A heap is a binary tree that meets the following criteria:

  • Is a complete binary tree;

  • The value of each node must be no greater than (or no less than) the value of its child nodes.

A Heap has the following properties:

  • Insertion of an element into the Heap has a time complexity of O(logN);

  • Deletion of an element from the Heap has a time complexity of O(logN);

  • The maximum/minimum value in the Heap can be obtained with O(1) time complexity.

There are two kinds of heaps:

  • Max Heap (Top element is largest)

  • Min Heap. (Top element is smallest)

Heap Construction in Java & why heap contruction is O(N)

Heapify means converting a group of data into a Heap.

What’s the time complexity of building a heap? The first answer that comes to my mind is O(n log n). But due to complete binary tree structure height will be lesser than the n. So time complexity reduce to O(N)

Time complexity: O(N).

Space complexity: O(N).

// In Java, a Heap is represented by a Priority Queue
import java.util.Collections;
import java.util.PriorityQueue;
import java.util.Arrays;
// Construct an empty Min Heap
PriorityQueue<Integer> minHeap = new PriorityQueue<>();
// Construct an empty Max Heap
PriorityQueue<Integer> maxHeap = new PriorityQueue<>(Collections.reverseOrder());
// Construct a Heap with initial elements. 
// This process is named "Heapify".
// The Heap is a Min Heap
PriorityQueue<Integer> heapWithValues= new PriorityQueue<>(Arrays.asList(3, 1, 2));

Inserting into Heap

Time complexity: O(logN)

Space complexity: O(1)

Get Top Elements

Time complexity: O(1).

Space complexity: O(1).

// Get top element from the Min Heap
// i.e. the smallest element
minHeap.peek();
// Get top element from the Max Heap
// i.e. the largest element
maxHeap.peek();

Deleting Element

Time complexity: O(logN).

Space complexity: O(1).

Getting the Length of a Heap

Time complexity: O(1)

Space complexity: O(1)

// Length of the Min Heap
minHeap.size();
// Length of the Max Heap
maxHeap.size();
// Note, in Java, apart from checking if the length of the Heap is 0, we can also use isEmpty()
// If there are no elements in the Heap, isEmpty() will return true;
// If there are still elements in the Heap, isEmpty() will return false;
Heap methodTime complexitySpace complexity
Construct a HeapO(N)O(N)
Insert an elementO(logN)O(1)
Get the top elementO(1)O(1)
Delete the top elementO(logN)O(1)
Get the size of a HeapO(1)O(1)

why getting the size of heap is O(1).
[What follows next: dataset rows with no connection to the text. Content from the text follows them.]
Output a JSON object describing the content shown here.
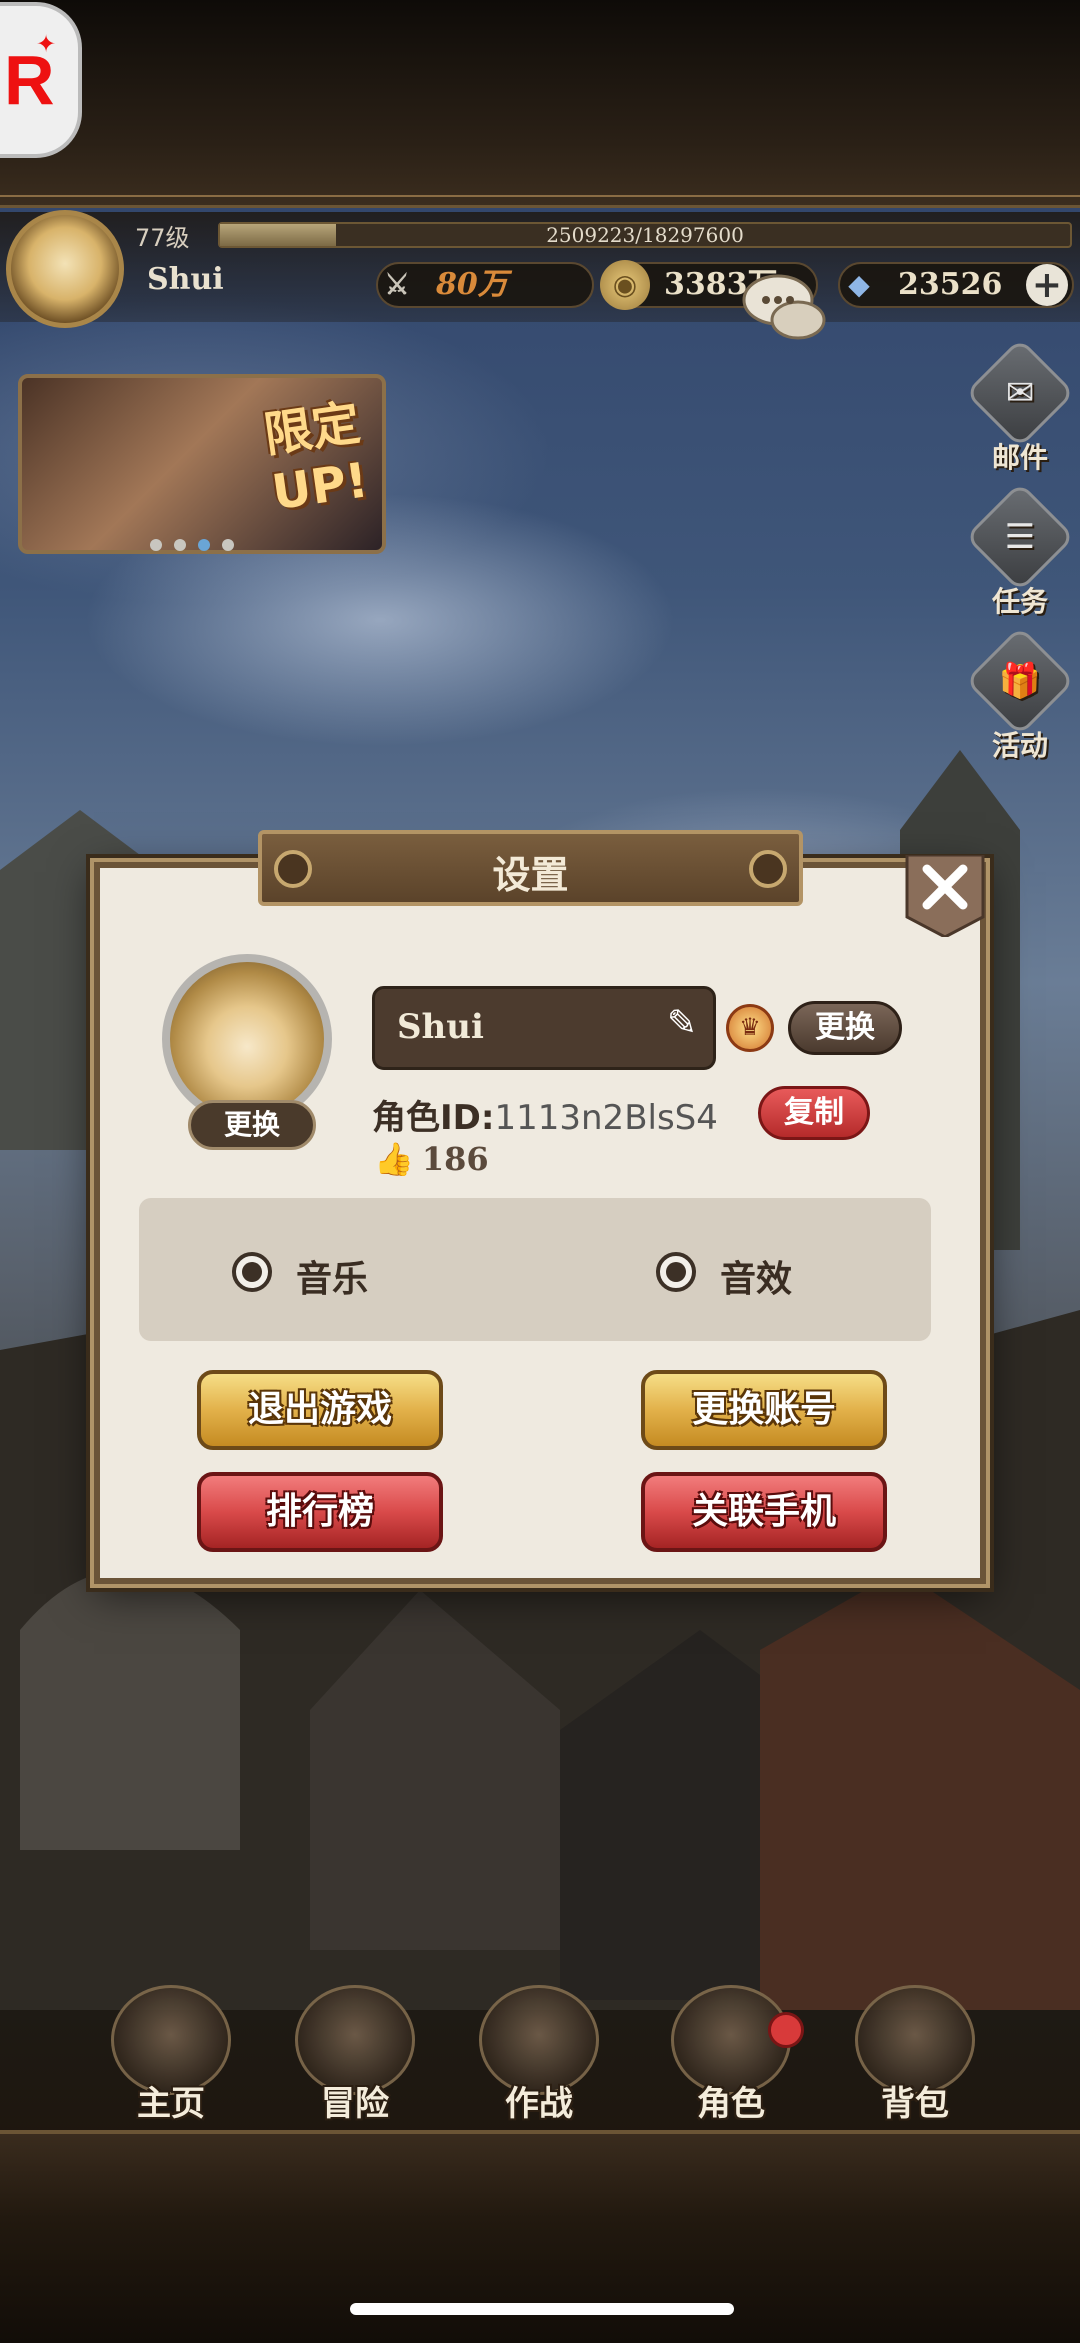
{
  "hud": {
    "level": "77级",
    "xp_text": "2509223/18297600",
    "xp_fraction": 0.137,
    "player_name": "Shui",
    "power": "80万",
    "gold": "3383万",
    "gems": "23526",
    "plus_icon": "plus-icon"
  },
  "banner": {
    "text_line1": "限定",
    "text_line2": "UP!",
    "page_count": 4,
    "active_page": 3
  },
  "side_menu": [
    {
      "label": "邮件",
      "icon": "mail-icon",
      "glyph": "✉"
    },
    {
      "label": "任务",
      "icon": "quest-icon",
      "glyph": "☰"
    },
    {
      "label": "活动",
      "icon": "gift-icon",
      "glyph": "🎁"
    }
  ],
  "dialog": {
    "title": "设置",
    "close_icon": "close-icon",
    "avatar_change_label": "更换",
    "name": "Shui",
    "change_label": "更换",
    "role_id_label": "角色ID:",
    "role_id": "1113n2BlsS4",
    "copy_label": "复制",
    "likes": "186",
    "music_label": "音乐",
    "sfx_label": "音效",
    "exit_label": "退出游戏",
    "switch_account_label": "更换账号",
    "ranking_label": "排行榜",
    "link_phone_label": "关联手机"
  },
  "bottom_nav": [
    {
      "label": "主页",
      "icon": "home-icon"
    },
    {
      "label": "冒险",
      "icon": "adventure-icon"
    },
    {
      "label": "作战",
      "icon": "battle-icon"
    },
    {
      "label": "角色",
      "icon": "character-icon"
    },
    {
      "label": "背包",
      "icon": "bag-icon"
    }
  ],
  "colors": {
    "gold_button": "#e2b14a",
    "red_button": "#d94a4a",
    "panel": "#efeae0",
    "frame": "#6b5438"
  }
}
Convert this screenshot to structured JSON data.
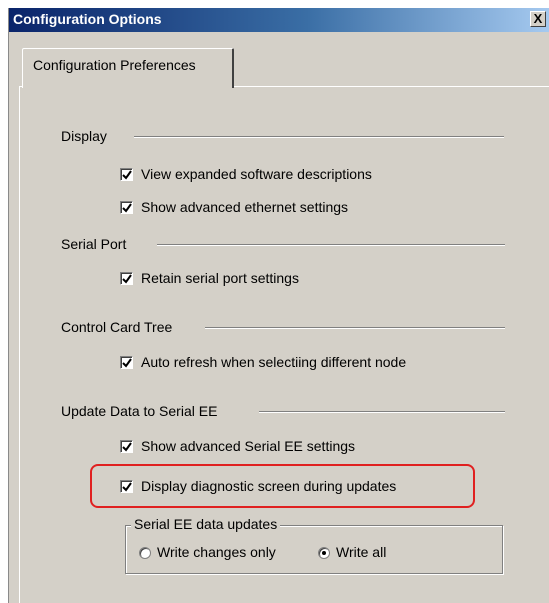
{
  "window": {
    "title": "Configuration Options",
    "close_label": "X"
  },
  "tab": {
    "label": "Configuration Preferences"
  },
  "sections": {
    "display": {
      "label": "Display",
      "options": [
        {
          "label": "View expanded software descriptions",
          "checked": true
        },
        {
          "label": "Show advanced ethernet settings",
          "checked": true
        }
      ]
    },
    "serial_port": {
      "label": "Serial Port",
      "options": [
        {
          "label": "Retain serial port settings",
          "checked": true
        }
      ]
    },
    "control_card_tree": {
      "label": "Control Card Tree",
      "options": [
        {
          "label": "Auto refresh when selectiing different node",
          "checked": true
        }
      ]
    },
    "update_data": {
      "label": "Update Data to Serial EE",
      "options": [
        {
          "label": "Show advanced Serial EE settings",
          "checked": true
        },
        {
          "label": "Display diagnostic screen during updates",
          "checked": true
        }
      ]
    }
  },
  "serial_ee_updates": {
    "title": "Serial EE data updates",
    "options": [
      {
        "label": "Write changes only",
        "selected": false
      },
      {
        "label": "Write all",
        "selected": true
      }
    ]
  },
  "colors": {
    "face": "#d4d0c8",
    "title_start": "#0a246a",
    "title_end": "#a6caf0",
    "highlight": "#e02020"
  }
}
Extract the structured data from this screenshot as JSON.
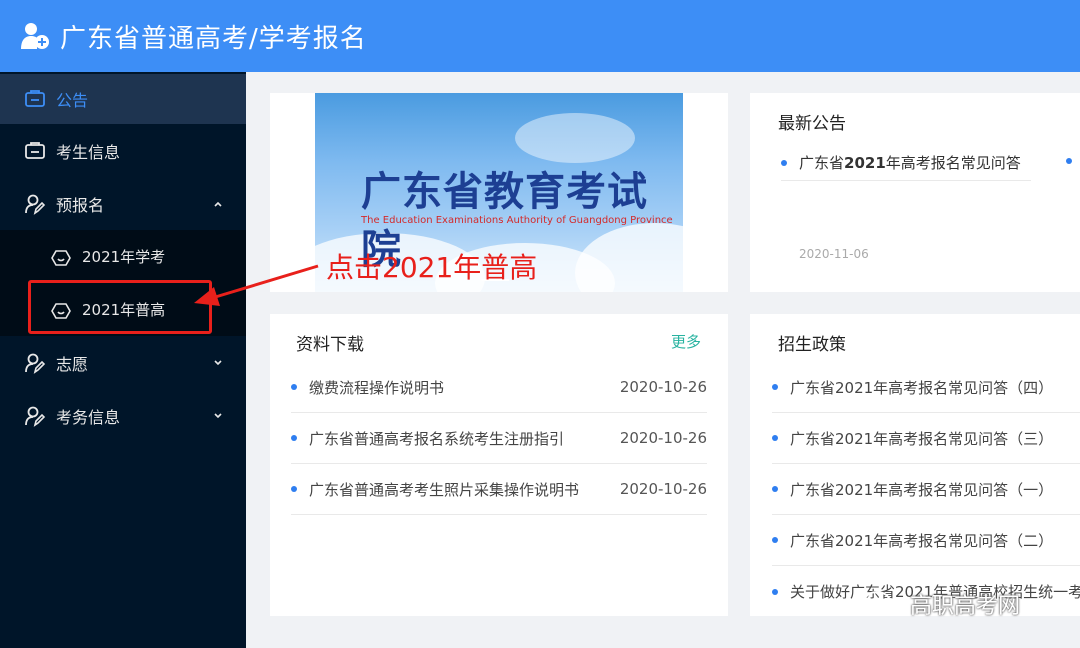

There is size variable, when we add element size will be incremented.

Complete Code

// Code for Min Heap
import java.util.PriorityQueue;

public class App {
    public static void main(String[] args) {
        // Construct an instance of Min Heap
        PriorityQueue<Integer> minHeap = new PriorityQueue<>();

        // Add 3,1,2 respectively to the Min Heap
        minHeap.add(3);
        minHeap.add(1);
        minHeap.add(2);

        // Check all elements in the Min Heap, the result is [1, 3, 2]
        System.out.println("minHeap: " + minHeap.toString());

        // Get the top element of the Min Heap
        int peekNum = minHeap.peek();

        // The result is 1
        System.out.println("peek number: " + peekNum);

        // Delete the top element in the Min Heap
        int pollNum = minHeap.poll();

        // The reult is 1
        System.out.println("poll number: " + pollNum);

        // Check the top element after deleting 1, the result is 2
        System.out.println("peek number: " + minHeap.peek());

        // Check all elements in the Min Heap, the result is [2,3]
        System.out.println("minHeap: " + minHeap.toString());

        // Check the number of elements in the Min Heap
        // Which is also the length of the Min Heap
        int heapSize = minHeap.size();

        // The result is 2
        System.out.println("minHeap size: " + heapSize);

        // Check if the Min Heap is empty
        boolean isEmpty = minHeap.isEmpty();

        // The result is false
        System.out.println("isEmpty: " + isEmpty);
    }
}

Application of Heap

Heap Sort

Time complexity : O(N logN)


        int arr[] = new int[] {1,5,2,8,3,9,1,20};

        PriorityQueue<Integer> queue = new PriorityQueue<>();
        for(int n : arr) {
            queue.add(n);
        }

        while (!queue.isEmpty()) {
            System.out.println(queue.peek());
            queue.poll();
        }

Get the Top K Elements of an array

Approach 1: Heapify elements and get top K

Complexity Analysis:

Time complexity: O(K logN+N)

  • construct a Max Heap which requires O(N) time

  • Each element removed from the heap requires O(log N) time. this process is repeated K times.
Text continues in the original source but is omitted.